Mid-afternoon a neighbor saw smoke, then heard an explosion as flames shot above the trees at my friend’s house. He called 9-1-1, but it was already too late. Fire spread quickly across the top of the house. While he called the owners, firemen gathered. They worked for hours controlling the outbursts of flames until they safely could leave the remnants to smolder for days.
Long after the friends and neighbors departed, my friends stood staring at the ashes of their five-year-old home, their clothes, furniture, family photos and heirlooms. Left with the vehicles they drove and the clothes worn to their shortened day of work, they had nothing to take to stay at their son’s house that night. “It it felt good to be around grandchildren and family,” she told me. But, before they could sleep, they had to stop and purchase toothbrushes, toothpaste, combs, shampoos, hair dryer and something for the end of the day headache.

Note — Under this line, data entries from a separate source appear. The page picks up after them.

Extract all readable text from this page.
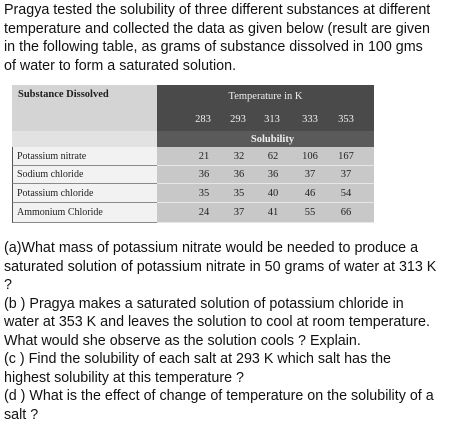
Pragya tested the solubility of three different substances at different
temperature and collected the data as given below (result are given
in the following table, as grams of substance dissolved in 100 gms
of water to form a saturated solution.
Substance Dissolved	Temperature in K
283	293	313	333	353
Solubility
Potassium nitrate	21	32	62	106	167
Sodium chloride	36	36	36	37	37
Potassium chloride	35	35	40	46	54
Ammonium Chloride	24	37	41	55	66
(a)What mass of potassium nitrate would be needed to produce a
saturated solution of potassium nitrate in 50 grams of water at 313 K
?
(b ) Pragya makes a saturated solution of potassium chloride in
water at 353 K and leaves the solution to cool at room temperature.
What would she observe as the solution cools ? Explain.
(c ) Find the solubility of each salt at 293 K which salt has the
highest solubility at this temperature ?
(d ) What is the effect of change of temperature on the solubility of a
salt ?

Friends brought sweaters, slacks and shirts. Being the recipients of “community, friends, church and co-workers so giving and wanting to help is a very eye opening and humbling of the generosity of people. The items given to us that we have not been able to use we have funneled to organizations that help meet the needs of the others,” she told me. They welcomed everything they received including the use of a furnished travel trailer while they sorted through their options, the debris and their emotions.
When the fire finally stopped and the ashes cooled, they returned to find the remnants of the gun barrels and jewelry which might have survived. They knew where to look for the items. Unlike a flood or tornado that swirl items around and away, in a fire everything falls down. Coffee cans in their attic for a future church craft time landed in the remnants of the living room and bed springs dropped into the foundation.

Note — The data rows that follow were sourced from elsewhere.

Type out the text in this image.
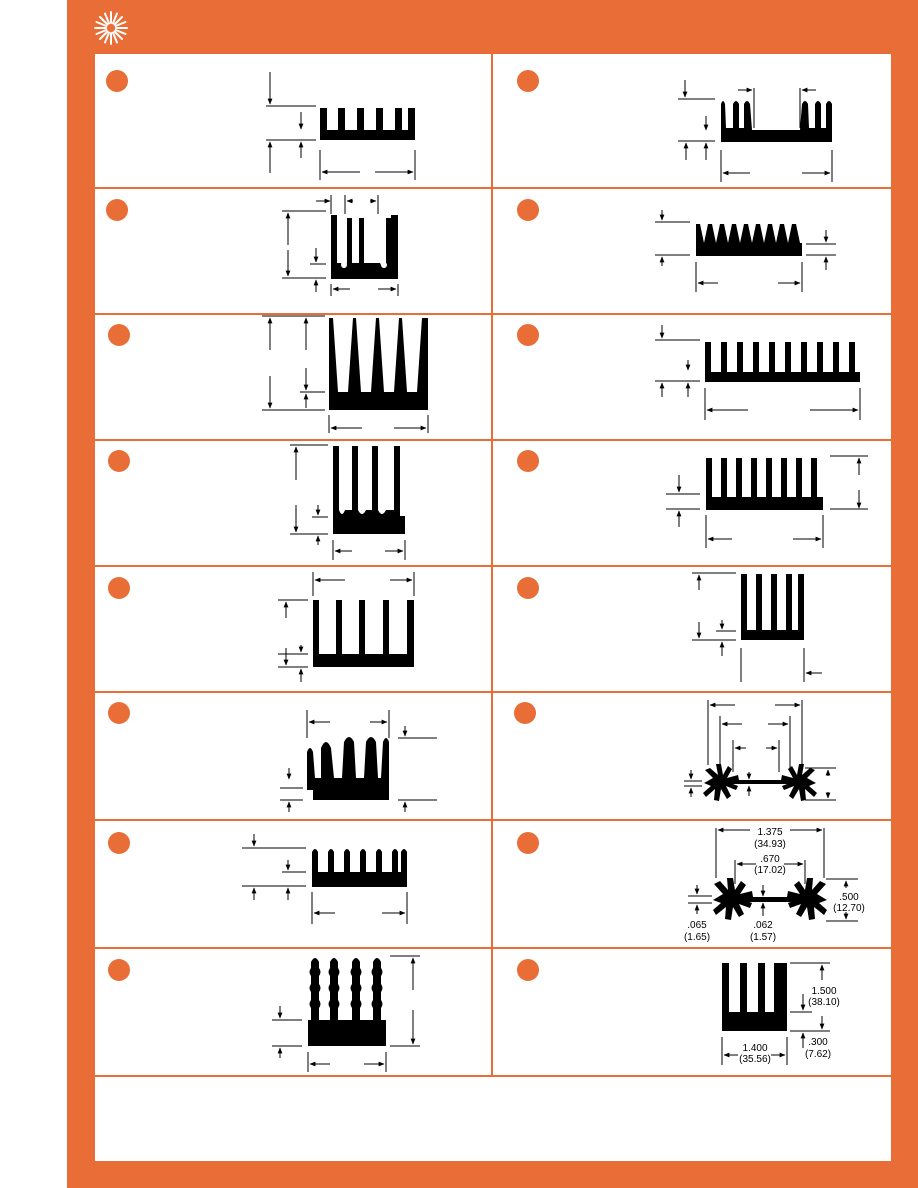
1.375
(34.93)
.670
(17.02)
.500
(12.70)
.065
(1.65)
.062
(1.57)
1.500
(38.10)
.300
(7.62)
1.400
(35.56)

They circled round the metal frame of the golf cart and four-wheeler to the back of the house where their son shoveled ashes into a wheelbarrow with melted tires. Wearing hazmat outfits, they sifted through the ashes, tossing out pieces of exploded mirror and chunks of crumbling dry wall. They found a few tarnished pearls from a necklace, a glass bar that had melted and fused into the rings it held and badly tarnished silver and gold rings and earring. The cost for cleaning and repairing would exceed their value. Only the grandmother’s platinum rings in a metal box shone as new as ever.

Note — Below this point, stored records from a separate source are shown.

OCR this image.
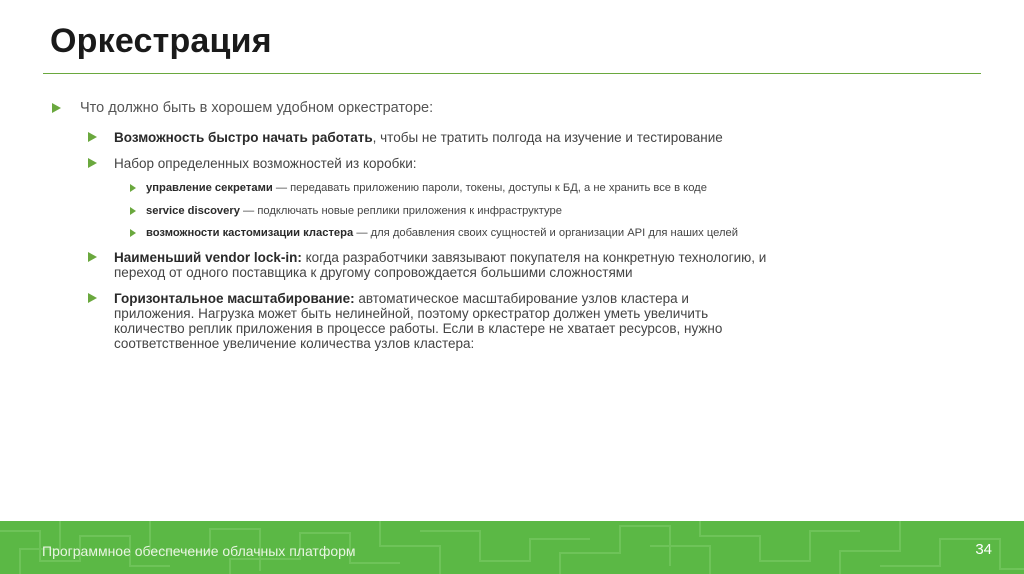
Оркестрация
Что должно быть в хорошем удобном оркестраторе:
Возможность быстро начать работать, чтобы не тратить полгода на изучение и тестирование
Набор определенных возможностей из коробки:
управление секретами — передавать приложению пароли, токены, доступы к БД, а не хранить все в коде
service discovery — подключать новые реплики приложения к инфраструктуре
возможности кастомизации кластера — для добавления своих сущностей и организации API для наших целей
Наименьший vendor lock-in: когда разработчики завязывают покупателя на конкретную технологию, и переход от одного поставщика к другому сопровождается большими сложностями
Горизонтальное масштабирование: автоматическое масштабирование узлов кластера и приложения. Нагрузка может быть нелинейной, поэтому оркестратор должен уметь увеличить количество реплик приложения в процессе работы. Если в кластере не хватает ресурсов, нужно соответственное увеличение количества узлов кластера:
Программное обеспечение облачных платформ	34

So little left, so much to do. First they stopped to be thankful that no one had been in the house and that insurance covered the loss.
A laundry list of paper work, decisions and meetings demanded their attention just when their other son’s family arrived from out-of-state for a visit. They balanced family time with appointments with the fire inspector, the insurance adjusters, a contractor to haul away the ashes and conversations with concerned friends and neighbors. Everyone they knew offered to do something to help them – and they had no place to take anything to benefit from the help.
My friend’s mind swirled with decisions and absorbing the loss. She and her husband had to decide whether to rebuild, buy another building or rent. Making that decision meant shopping for furniture, linens, kitchen equipment, decorations and accessories.
Everyday the housing decision changed, leaving my friend in a mental whirl until she woke up one night realizing, “We lived in a small house; we lived in a large house. We can live in an apartment. All that really matters is that we have each other.”
No magical ending, but a beginning of putting it all in perspective. Having each other, whatever else happened, all the rest is stuff, just stuff. Something to sincerely consider as Christmas parties, presents and gatherings crescendo to the birthday of the one who gave up everything He had, including His life, so that He could invite us to come stay at His house forever.